In their own inimitable ways, the Doctor, Jamie and the Cybermen all make the same point. It's fitting the only one Klieg is likely to heed comes in the form of a metallic arm around his throat.

I don't care that one of the Cybermen ripped his costume, nor that there are visible wires lifting Roy Stewart during Toberman's epic struggle in the tombs. I'm puzzled why the Controller has a giant veined egg cup on his head, while the Cybermats are an addition who miss their purpose as objects of terror by a couple of star systems. Pretty much all the supporting characters do irrational things to further the plot, but that does at least make all them terribly human. It's why they need the Doctor around.

The tomb doesn't look substantial, but it's beautiful, and the iconic shot of the dormant Cybermen reawakening within their "honeycomb" (backed by a truly ominous blare of music - still one of the most memorable, all these years on) is well worthy of its status.

There's a bare minimum of padding around the narrative. I could gladly lose the scenes with the awful Hopper, even as I recognise their necessity, but elsewhere the talking is nicely rationed, with the next big event never too far away. It chills, shocks and amuses in all the right places, and if some twists are signalled well in advance (the Cybermat coming to life in Victoria's bag, for one), I can forgive the writer and director for the shortcuts. There's pace, colour and character enough to cover a multitude of sins.

Thank goodness we have it in full to enjoy.


A Review by Paul Williams 19/7/21

The Tomb of the Cybermen is a strong story, building tension throughout and incorporating several memorable scenes. These include the Doctor giving a rare insight into his background, the Cybermen emerging from their tombs and Toberman sealing them back in.

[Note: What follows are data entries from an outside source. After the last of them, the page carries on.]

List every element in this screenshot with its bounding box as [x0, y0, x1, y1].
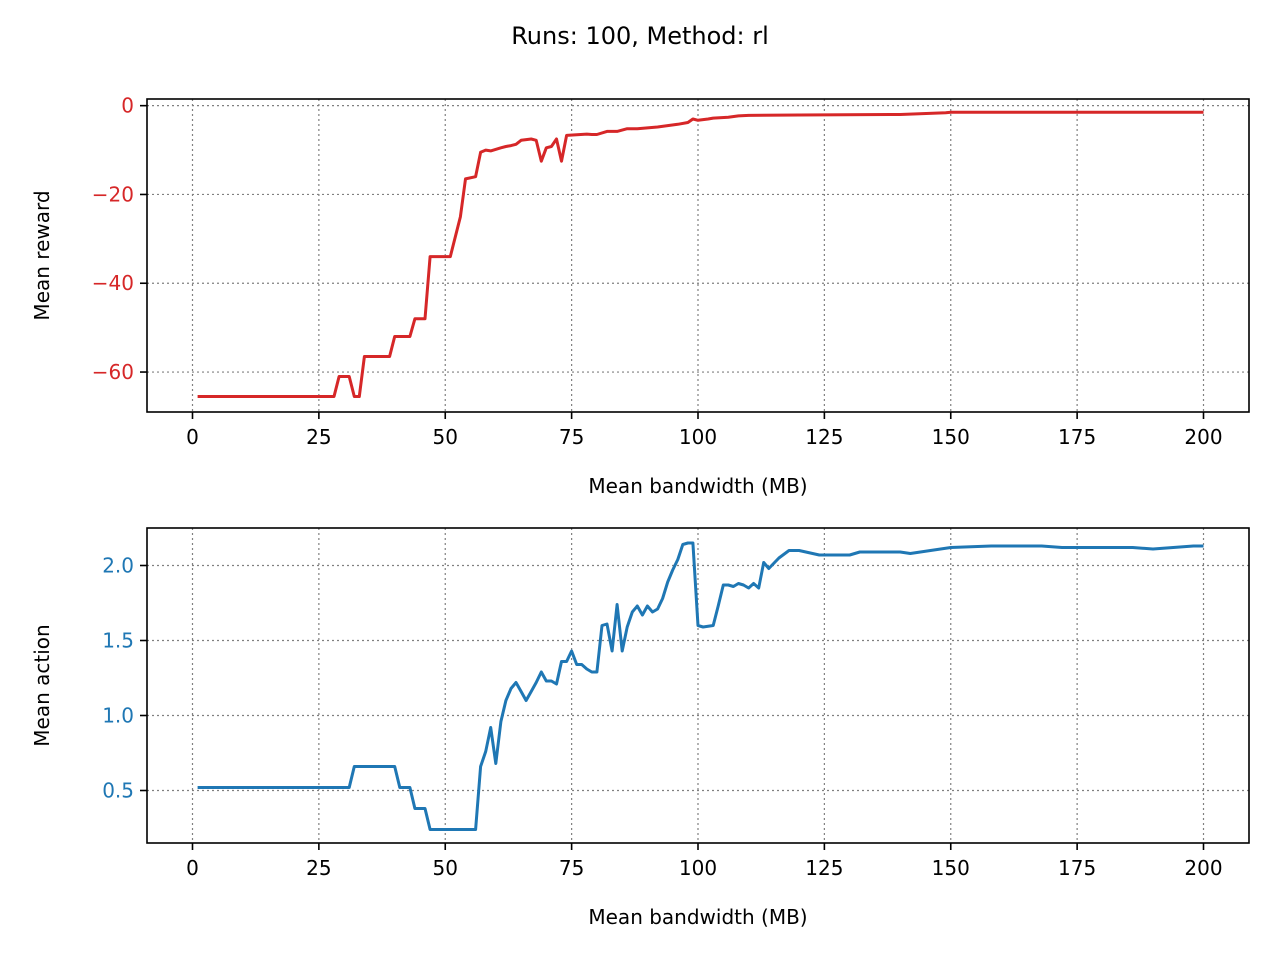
action-panel: 0 25 50 75 100 125 150 175 200 0.5 1.0 1.5 2.0 Mean b… [30, 527, 1250, 929]
action-xlabel: Mean bandwidth (MB) [588, 905, 807, 929]
reward-xtick-label-4: 100 [679, 425, 717, 449]
action-xtick-label-4: 100 [679, 856, 717, 880]
reward-xtick-label-8: 200 [1184, 425, 1222, 449]
action-ytick-label-2: 1.5 [102, 629, 134, 653]
action-ytick-label-3: 2.0 [102, 554, 134, 578]
reward-xtick-label-7: 175 [1058, 425, 1096, 449]
reward-xtick-label-1: 25 [306, 425, 331, 449]
action-ytick-label-1: 1.0 [102, 704, 134, 728]
reward-panel: 0 25 50 75 100 125 150 175 200 −60 −40 −20 0 Mean ban… [30, 94, 1250, 498]
reward-xtick-label-5: 125 [805, 425, 843, 449]
reward-xtick-label-0: 0 [186, 425, 199, 449]
action-xtick-label-0: 0 [186, 856, 199, 880]
reward-ytick-label-1: −40 [92, 271, 134, 295]
action-xtick-label-1: 25 [306, 856, 331, 880]
action-ylabel: Mean action [30, 624, 54, 746]
reward-ytick-label-0: −60 [92, 360, 134, 384]
reward-xtick-label-6: 150 [932, 425, 970, 449]
reward-ytick-label-3: 0 [121, 94, 134, 118]
reward-xlabel: Mean bandwidth (MB) [588, 474, 807, 498]
action-xtick-label-6: 150 [932, 856, 970, 880]
action-xtick-label-2: 50 [433, 856, 458, 880]
reward-ylabel: Mean reward [30, 190, 54, 320]
action-xtick-label-7: 175 [1058, 856, 1096, 880]
reward-series-line-0 [197, 110, 1204, 398]
reward-ytick-label-2: −20 [92, 182, 134, 206]
action-xtick-label-3: 75 [559, 856, 584, 880]
action-ytick-label-0: 0.5 [102, 779, 134, 803]
action-xtick-label-8: 200 [1184, 856, 1222, 880]
action-series-line-0 [197, 541, 1204, 831]
figure-title: Runs: 100, Method: rl [511, 22, 769, 50]
reward-xtick-label-3: 75 [559, 425, 584, 449]
reward-xtick-label-2: 50 [433, 425, 458, 449]
action-xtick-label-5: 125 [805, 856, 843, 880]
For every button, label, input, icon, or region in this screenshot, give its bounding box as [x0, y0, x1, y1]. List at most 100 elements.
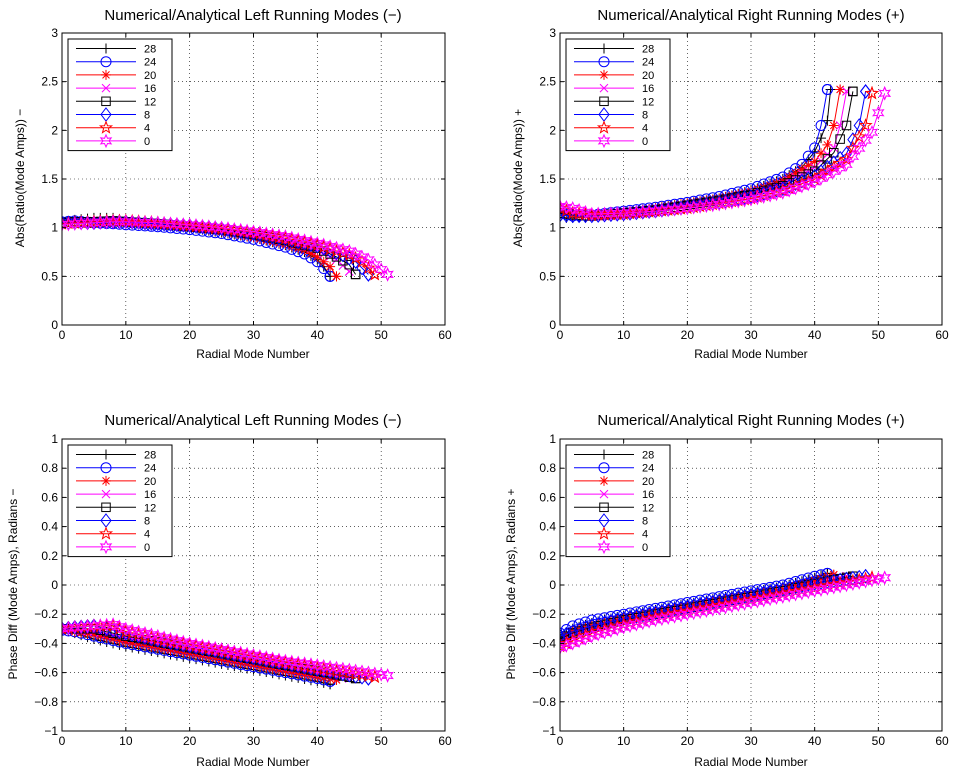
y-axis-label: Phase Diff (Mode Amps), Radians − — [6, 489, 20, 680]
series-marker-0 — [362, 252, 375, 268]
series-marker-20 — [669, 200, 680, 211]
series-marker-0 — [751, 594, 764, 609]
series-marker-0 — [700, 603, 713, 618]
y-tick-label: 0.4 — [539, 520, 556, 534]
series-marker-4 — [839, 152, 854, 166]
series-marker-0 — [712, 601, 726, 616]
series-marker-0 — [560, 640, 567, 656]
series-marker-0 — [827, 580, 841, 595]
y-tick-label: −1 — [542, 724, 556, 738]
series-marker-12 — [829, 147, 839, 158]
y-tick-label: −0.8 — [34, 695, 58, 709]
y-tick-label: 1.5 — [539, 172, 556, 186]
y-axis-label: Abs(Ratio(Mode Amps)) + — [511, 109, 525, 247]
series-marker-20 — [69, 626, 80, 637]
series-marker-8 — [643, 606, 655, 622]
series-marker-0 — [770, 590, 783, 606]
x-tick-label: 50 — [374, 734, 388, 748]
series-marker-20 — [752, 184, 763, 195]
x-tick-label: 40 — [311, 734, 325, 748]
series-marker-20 — [318, 256, 329, 267]
series-marker-20 — [133, 639, 144, 650]
series-marker-0 — [757, 592, 770, 608]
series-marker-0 — [687, 605, 700, 621]
series-marker-8 — [859, 84, 872, 99]
series-marker-4 — [182, 637, 197, 651]
series-marker-0 — [802, 584, 815, 600]
series-marker-8 — [764, 184, 776, 200]
legend-marker-16 — [101, 489, 111, 499]
series-marker-0 — [770, 186, 783, 202]
series-group — [560, 567, 891, 656]
legend-label-8: 8 — [144, 110, 150, 122]
legend-marker-4 — [596, 120, 612, 134]
subplot-bottom-left: Numerical/Analytical Left Running Modes … — [6, 412, 452, 769]
x-axis-label: Radial Mode Number — [196, 347, 309, 361]
series-marker-0 — [814, 582, 828, 597]
legend-marker-16 — [599, 489, 609, 499]
legend-label-8: 8 — [144, 516, 150, 528]
series-marker-0 — [317, 237, 330, 253]
series-marker-24 — [815, 119, 827, 131]
y-tick-label: 0.6 — [539, 490, 556, 504]
series-marker-24 — [809, 142, 821, 154]
x-tick-label: 50 — [872, 328, 886, 342]
y-tick-label: −0.4 — [34, 636, 58, 650]
series-marker-0 — [617, 620, 630, 635]
series-marker-0 — [763, 591, 777, 607]
series-marker-20 — [325, 261, 336, 272]
series-marker-20 — [828, 120, 839, 131]
y-tick-label: 0 — [51, 578, 58, 592]
legend-marker-12 — [101, 502, 111, 513]
legend-marker-28 — [101, 449, 111, 460]
series-marker-0 — [840, 577, 853, 593]
legend-marker-12 — [599, 502, 609, 513]
x-tick-label: 20 — [183, 734, 197, 748]
x-tick-label: 0 — [59, 328, 66, 342]
x-axis-label: Radial Mode Number — [694, 347, 807, 361]
y-tick-label: −0.6 — [532, 666, 556, 680]
series-marker-0 — [368, 257, 382, 272]
series-marker-12 — [784, 178, 794, 188]
series-marker-0 — [738, 193, 751, 208]
series-marker-20 — [108, 214, 119, 225]
series-marker-0 — [878, 86, 891, 101]
series-marker-0 — [827, 164, 841, 179]
legend-box — [565, 38, 671, 152]
series-marker-0 — [636, 615, 650, 631]
series-marker-0 — [872, 105, 885, 121]
series-marker-4 — [284, 232, 299, 246]
series-marker-4 — [864, 85, 880, 100]
series-marker-4 — [278, 230, 293, 245]
series-marker-4 — [271, 229, 287, 244]
series-marker-0 — [330, 240, 343, 256]
series-marker-24 — [560, 627, 566, 639]
series-marker-0 — [814, 171, 828, 186]
series-marker-0 — [859, 574, 872, 589]
series-marker-28 — [822, 115, 833, 126]
series-marker-20 — [222, 227, 233, 238]
series-marker-0 — [846, 576, 860, 592]
chart-title: Numerical/Analytical Right Running Modes… — [597, 7, 904, 24]
series-marker-8 — [630, 608, 643, 624]
y-tick-label: 0 — [549, 578, 556, 592]
series-marker-20 — [790, 168, 801, 179]
x-tick-label: 60 — [438, 734, 452, 748]
legend-label-28: 28 — [144, 44, 156, 56]
y-tick-label: 2 — [51, 123, 58, 137]
series-marker-0 — [106, 617, 120, 632]
series-marker-0 — [795, 585, 809, 601]
x-tick-label: 60 — [438, 328, 452, 342]
series-marker-20 — [796, 164, 807, 175]
series-marker-0 — [611, 621, 624, 637]
y-tick-label: −0.6 — [34, 666, 58, 680]
series-marker-0 — [795, 178, 809, 194]
x-axis-label: Radial Mode Number — [196, 755, 309, 769]
series-marker-8 — [586, 618, 598, 634]
legend-label-24: 24 — [144, 463, 156, 475]
series-marker-4 — [291, 233, 306, 248]
series-marker-8 — [560, 628, 566, 644]
legend-label-12: 12 — [642, 96, 654, 108]
series-marker-16 — [835, 121, 845, 130]
series-marker-0 — [591, 627, 605, 642]
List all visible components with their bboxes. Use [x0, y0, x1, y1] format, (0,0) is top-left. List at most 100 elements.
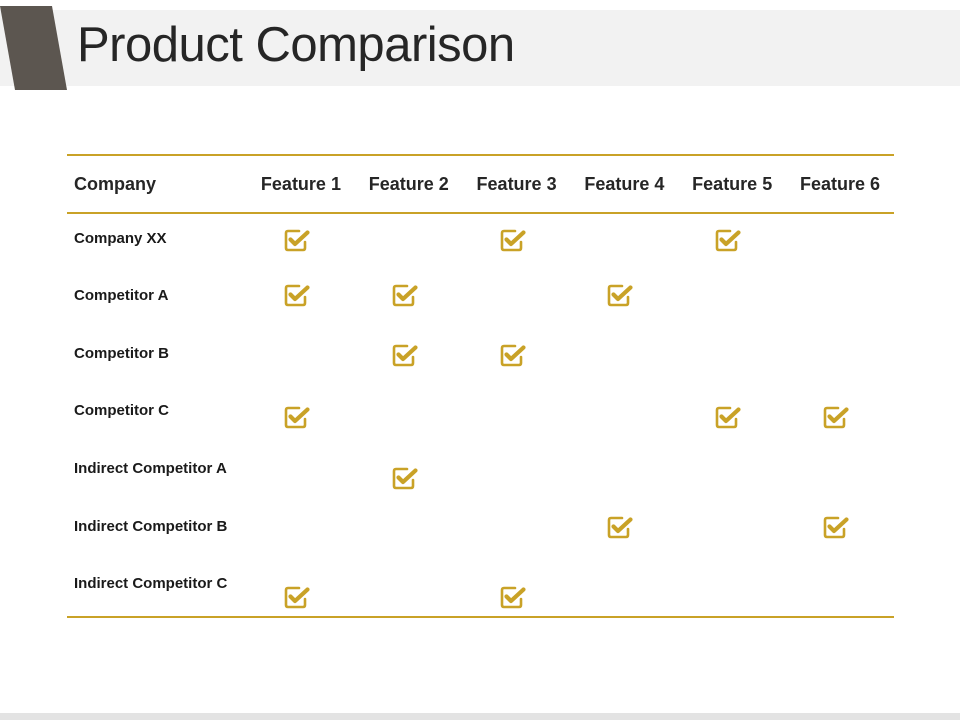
table-row: Indirect Competitor C	[67, 559, 894, 618]
checkmark	[827, 517, 849, 534]
feature-cell	[570, 213, 678, 271]
checkbox-checked-icon	[608, 284, 633, 306]
checkbox-checked-icon	[392, 344, 418, 367]
table-row: Company XX	[67, 213, 894, 271]
table-row: Competitor C	[67, 386, 894, 444]
bottom-strip	[0, 713, 960, 720]
feature-cell	[786, 271, 894, 329]
title-accent-polygon	[0, 6, 67, 90]
row-label: Indirect Competitor A	[74, 460, 227, 478]
checkbox-checked-icon	[500, 587, 526, 609]
row-label: Competitor C	[74, 402, 169, 420]
feature-cell	[570, 444, 678, 502]
checkbox-outline	[500, 344, 522, 367]
table-row: Indirect Competitor A	[67, 444, 894, 502]
checkmark	[503, 345, 526, 362]
column-header-feature-6: Feature 6	[786, 154, 894, 214]
checkbox-outline	[715, 230, 738, 252]
feature-cell	[462, 559, 571, 618]
feature-cell	[247, 501, 355, 559]
checkbox-checked-icon	[392, 467, 418, 489]
page-title: Product Comparison	[77, 18, 515, 72]
feature-cell	[247, 271, 355, 329]
feature-cell	[247, 386, 355, 444]
column-header-feature-1: Feature 1	[247, 154, 355, 214]
checkbox-outline	[392, 284, 415, 306]
table-row: Competitor B	[67, 328, 894, 386]
table-row: Competitor A	[67, 271, 894, 329]
checkmark	[288, 587, 310, 604]
feature-cell	[570, 501, 678, 559]
feature-cell	[354, 559, 463, 618]
feature-cell	[570, 328, 678, 386]
feature-cell	[570, 271, 678, 329]
checkbox-checked-icon	[823, 516, 849, 539]
row-label: Indirect Competitor B	[74, 517, 228, 535]
feature-cell	[355, 501, 463, 559]
checkbox-outline	[392, 467, 415, 489]
checkbox-checked-icon	[715, 230, 741, 252]
row-label: Indirect Competitor C	[67, 559, 248, 618]
feature-cell	[678, 501, 786, 559]
feature-cell	[786, 386, 894, 444]
checkbox-checked-icon	[284, 406, 310, 429]
checkmark	[288, 230, 310, 247]
title-accent-shape	[0, 6, 67, 90]
feature-cell	[786, 328, 894, 386]
checkmark	[719, 407, 741, 424]
row-label: Competitor B	[74, 344, 169, 362]
feature-cell	[463, 271, 571, 329]
checkmark	[827, 407, 849, 424]
checkbox-checked-icon	[284, 230, 310, 252]
feature-cell	[355, 213, 463, 271]
checkbox-outline	[715, 406, 738, 429]
feature-cell	[678, 559, 787, 618]
table-body: Company XX Competitor A Competitor B Compet…	[67, 213, 894, 618]
checkbox-checked-icon	[284, 587, 310, 609]
feature-cell	[786, 559, 894, 618]
checkmark	[396, 284, 418, 301]
feature-cell	[247, 213, 355, 271]
checkmark	[288, 407, 310, 424]
row-label: Company XX	[74, 229, 167, 247]
checkmark	[396, 467, 418, 484]
checkmark	[611, 284, 633, 301]
checkbox-outline	[608, 516, 630, 539]
checkbox-checked-icon	[500, 230, 526, 252]
column-header-feature-3: Feature 3	[462, 154, 571, 214]
column-header-feature-4: Feature 4	[570, 154, 679, 214]
checkmark	[288, 284, 310, 301]
feature-cell	[463, 328, 571, 386]
checkmark	[611, 517, 633, 534]
checkbox-outline	[500, 230, 522, 252]
column-header-feature-5: Feature 5	[678, 154, 787, 214]
checkbox-outline	[500, 587, 522, 609]
feature-cell	[247, 444, 355, 502]
checkbox-outline	[284, 284, 307, 306]
feature-cell	[463, 386, 571, 444]
checkbox-checked-icon	[284, 284, 310, 306]
feature-cell	[355, 328, 463, 386]
feature-cell	[678, 271, 786, 329]
checkmark	[396, 345, 418, 362]
feature-cell	[678, 213, 786, 271]
column-header-company: Company	[67, 154, 248, 214]
checkbox-outline	[284, 230, 307, 252]
table-row: Indirect Competitor B	[67, 501, 894, 559]
checkbox-outline	[284, 406, 307, 429]
checkbox-outline	[608, 284, 630, 306]
checkmark	[503, 230, 526, 247]
table-header-row: Company Feature 1 Feature 2 Feature 3 Fe…	[67, 154, 894, 214]
feature-cell	[678, 386, 786, 444]
checkbox-outline	[823, 516, 846, 539]
feature-cell	[570, 386, 678, 444]
feature-cell	[463, 444, 571, 502]
checkbox-checked-icon	[608, 516, 633, 539]
feature-cell	[247, 328, 355, 386]
feature-cell	[355, 444, 463, 502]
feature-cell	[463, 213, 571, 271]
feature-cell	[786, 501, 894, 559]
feature-cell	[570, 559, 679, 618]
feature-cell	[355, 386, 463, 444]
checkbox-checked-icon	[715, 406, 741, 429]
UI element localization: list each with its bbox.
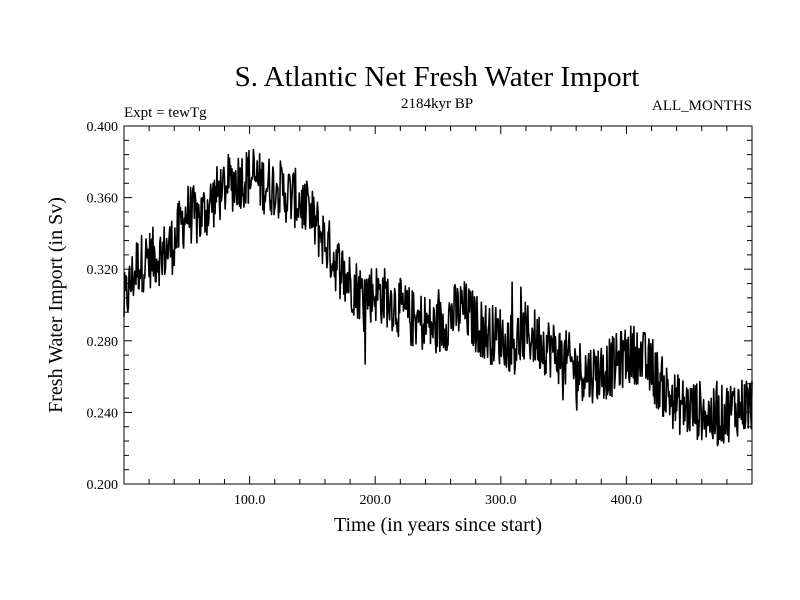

There are some aspects which may not sit well with modern viewers, such as slavery, a refusal by the male members of the expedition to treat women as equals and the quaint notion that fifty pounds will be a large bribe five centuries from now.

On occasions, the dialogue is clunky and the motivations of Klieg and Kaftan lack the logic they profess to accept. Despite this, the earliest complete Troughton story remaining in the archives is also his best so far.